Fig 6. Effect of Sample size on Allele Richness (Ae).

Each dot represents a single accession, with the color coding detailed in the legend. For each group, the black horizontal line indicates the mean, while the vertical lines represent the standard deviation. Statistical differences between groups, determined by Tukey’s test (p < 0.05), are indicated by different letters. The plot was generated using the “ggplot2” package in R [53].

Fig 7. Effect of sample size and sequencing depth on single nucleotide polymorphisms (SNP) number and the influence of sequencing depth on Expected heterozygosity (H_E) with pool-seq dataset.

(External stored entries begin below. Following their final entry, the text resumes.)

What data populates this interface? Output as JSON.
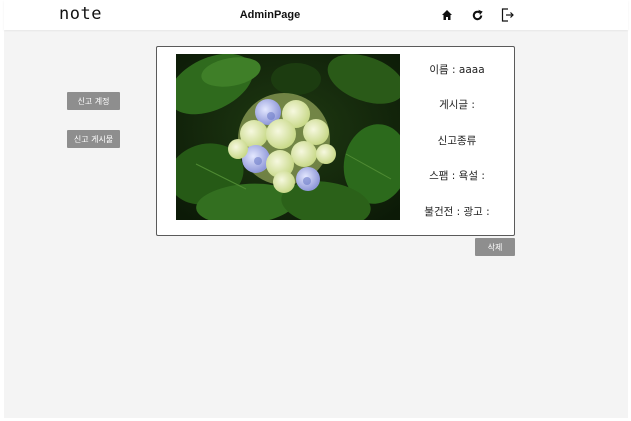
{
  "header": {
    "brand": "note",
    "title": "AdminPage",
    "icons": [
      "home-icon",
      "refresh-icon",
      "logout-icon"
    ]
  },
  "sidebar": {
    "items": [
      {
        "label": "신고 계정"
      },
      {
        "label": "신고 게시물"
      }
    ]
  },
  "report": {
    "name_line": "이름 : aaaa",
    "post_line": "게시글 :",
    "type_heading": "신고종류",
    "spam_line": "스팸 : 욕설 :",
    "bad_line": "불건전 : 광고 :"
  },
  "actions": {
    "delete_label": "삭제"
  },
  "colors": {
    "background": "#f4f4f4",
    "header": "#ffffff",
    "button": "#8e8e8e",
    "card_border": "#5a5a5a"
  }
}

Panel (A.) presents the average number of SNPs (SNPs) across accessions, along with the corresponding standard deviation, stratified by sample size and sequencing depth. Panel (B.) illustrates the average expected heterozygosity and its standard deviation across all accessions at varying sequencing depths.

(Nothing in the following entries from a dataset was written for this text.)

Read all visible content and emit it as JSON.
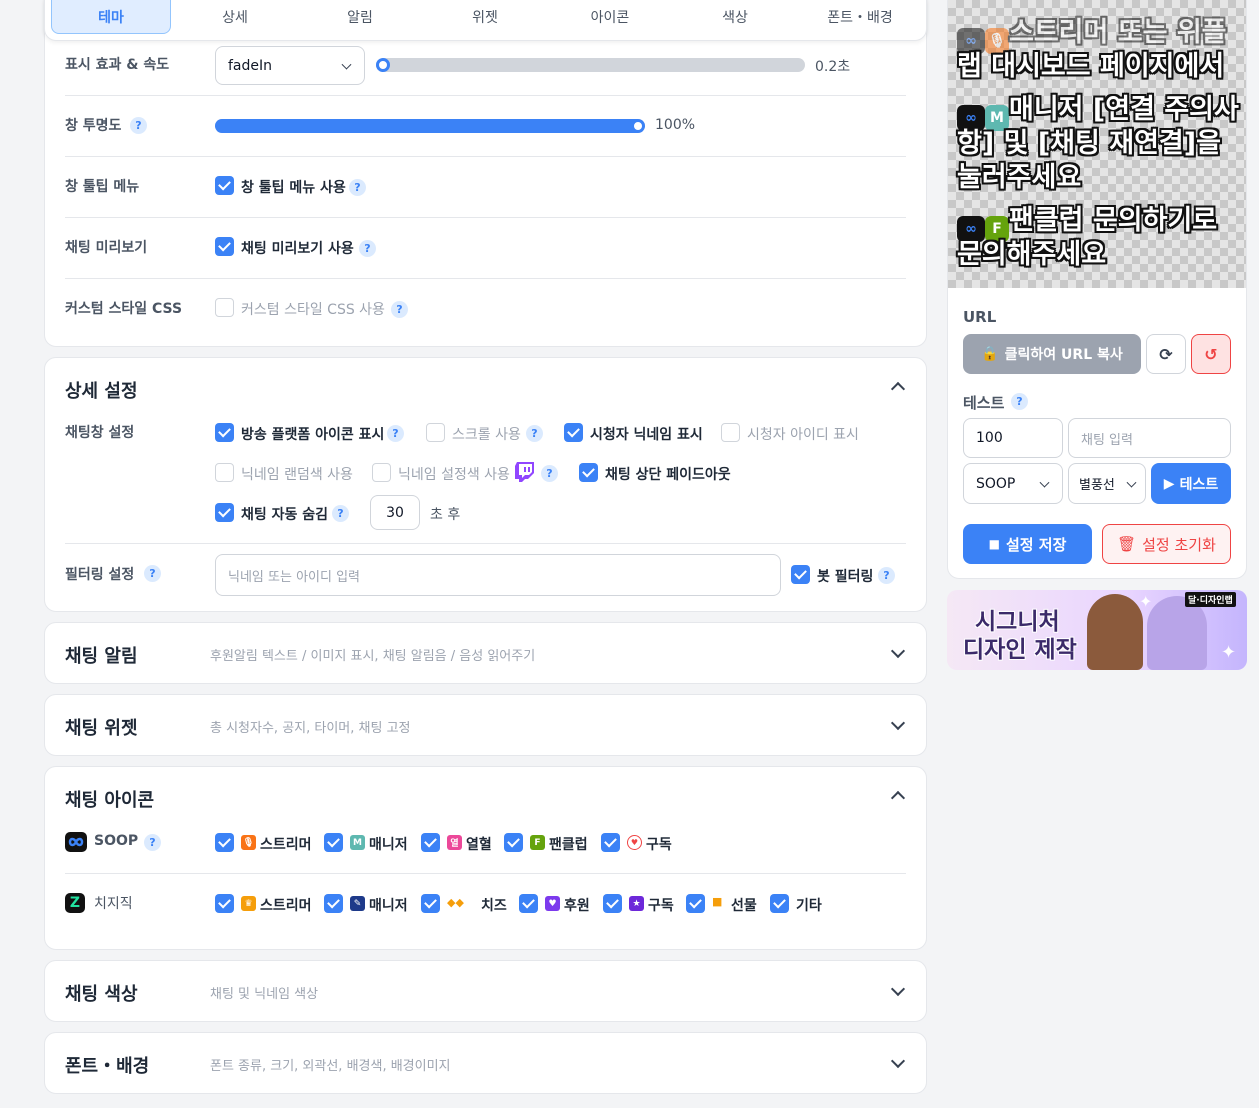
{
  "tabs": [
    {
      "label": "테마",
      "active": true
    },
    {
      "label": "상세",
      "active": false
    },
    {
      "label": "알림",
      "active": false
    },
    {
      "label": "위젯",
      "active": false
    },
    {
      "label": "아이콘",
      "active": false
    },
    {
      "label": "색상",
      "active": false
    },
    {
      "label": "폰트・배경",
      "active": false
    }
  ],
  "theme": {
    "effect_label": "표시 효과 & 속도",
    "effect_value": "fadeIn",
    "speed_value": "0.2초",
    "speed_fraction": 0.03,
    "opacity_label": "창 투명도",
    "opacity_value": "100%",
    "opacity_fraction": 1.0,
    "tooltip_label": "창 툴팁 메뉴",
    "tooltip_cb": "창 툴팁 메뉴 사용",
    "preview_label": "채팅 미리보기",
    "preview_cb": "채팅 미리보기 사용",
    "css_label": "커스텀 스타일 CSS",
    "css_cb": "커스텀 스타일 CSS 사용"
  },
  "detail": {
    "title": "상세 설정",
    "chat_label": "채팅창 설정",
    "options": {
      "platform_icon": "방송 플랫폼 아이콘 표시",
      "scroll": "스크롤 사용",
      "viewer_nick": "시청자 닉네임 표시",
      "viewer_id": "시청자 아이디 표시",
      "nick_random": "닉네임 랜덤색 사용",
      "nick_setcolor": "닉네임 설정색 사용",
      "top_fadeout": "채팅 상단 페이드아웃",
      "auto_hide": "채팅 자동 숨김"
    },
    "auto_hide_value": "30",
    "auto_hide_unit": "초 후",
    "filter_label": "필터링 설정",
    "filter_placeholder": "닉네임 또는 아이디 입력",
    "bot_filter": "봇 필터링"
  },
  "sections": {
    "alert_title": "채팅 알림",
    "alert_desc": "후원알림 텍스트 / 이미지 표시, 채팅 알림음 / 음성 읽어주기",
    "widget_title": "채팅 위젯",
    "widget_desc": "총 시청자수, 공지, 타이머, 채팅 고정",
    "icon_title": "채팅 아이콘",
    "color_title": "채팅 색상",
    "color_desc": "채팅 및 닉네임 색상",
    "font_title": "폰트・배경",
    "font_desc": "폰트 종류, 크기, 외곽선, 배경색, 배경이미지"
  },
  "icons": {
    "soop_label": "SOOP",
    "soop_items": [
      {
        "label": "스트리머",
        "icon": "mic-icon",
        "color": "#f97316"
      },
      {
        "label": "매니저",
        "icon": "manager-m-icon",
        "color": "#5eb8b0",
        "glyph": "M"
      },
      {
        "label": "열혈",
        "icon": "fan-badge-icon",
        "color": "#ec4899",
        "glyph": "열"
      },
      {
        "label": "팬클럽",
        "icon": "fanclub-f-icon",
        "color": "#65a30d",
        "glyph": "F"
      },
      {
        "label": "구독",
        "icon": "subscribe-heart-icon",
        "color": "#ef4444"
      }
    ],
    "chzzk_label": "치지직",
    "chzzk_items": [
      {
        "label": "스트리머",
        "icon": "crown-icon",
        "color": "#f59e0b"
      },
      {
        "label": "매니저",
        "icon": "wrench-icon",
        "color": "#2563eb"
      },
      {
        "label": "치즈",
        "icon": "cheese-icon",
        "color": "#f59e0b"
      },
      {
        "label": "후원",
        "icon": "heart-icon",
        "color": "#7c3aed"
      },
      {
        "label": "구독",
        "icon": "star-icon",
        "color": "#7c3aed"
      },
      {
        "label": "선물",
        "icon": "gift-icon",
        "color": "#f59e0b"
      },
      {
        "label": "기타",
        "icon": "",
        "color": ""
      }
    ]
  },
  "preview": {
    "line1": "스트리머 또는 위플",
    "line2": "랩 대시보드 페이지에서",
    "line3a": "매니저 [연결 주의사",
    "line3b": "항] 및 [채팅 재연결]을",
    "line3c": "눌러주세요",
    "line4a": "팬클럽 문의하기로",
    "line4b": "문의해주세요",
    "m_glyph": "M",
    "f_glyph": "F"
  },
  "panel": {
    "url_label": "URL",
    "copy_button": "클릭하여 URL 복사",
    "test_label": "테스트",
    "test_amount": "100",
    "chat_placeholder": "채팅 입력",
    "platform": "SOOP",
    "balloon": "별풍선",
    "test_button": "테스트",
    "save_button": "설정 저장",
    "reset_button": "설정 초기화"
  },
  "banner": {
    "line1": "시그니처",
    "line2": "디자인 제작",
    "tag": "달·디자인랩"
  },
  "colors": {
    "accent": "#3b82f6",
    "danger": "#ef4444"
  }
}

Fig 8. Boxplot illustrating influence of sequencing depth in

ΔH_E: H_E pool-seq – H_E ind-seq. Each dot represents a single accession, with color explained in the legend. The line inside each box represents the median, while the lower and upper box edges indicate the first and third quartiles, respectively. The whiskers extend from the box to the minimum and maximum values within 1.5 times the interquartile range from the first and third quartiles, respectively. Tukey’s test (p < 0.05) is indicated by letters statistical differences between groups. Plots were generated using the package “ggplot2” in R [53].

Fig 9. Multidimensional scaling (MDS) based on Roger’s distance.

(A.) MDS plot derived from individual sequencing (ind-seq) data using 50 individuals per accession and 2,124 single nucleotide polymorphisms (SNPs). (B.) MDS plot derived from pool sequencing (pool-seq) data using pools of 40, 50, and 60 plants with a sequencing depth of 4.8 Mr and 63,017 SNPs. Graphs were generated using the “plotly” library in Python [71].

Fig 10. Proposed workflows for analyzing genetic diversity in B. auleticus.

(A.) Ind-seq: individual sequencing approach. (B.) pool-seq: pooled sequencing workflow. The diagram outlines the number of samples, sequencing depth, R packages used, and the analyses proposed for each workflow. This diagram was created using Microsoft PowerPoint.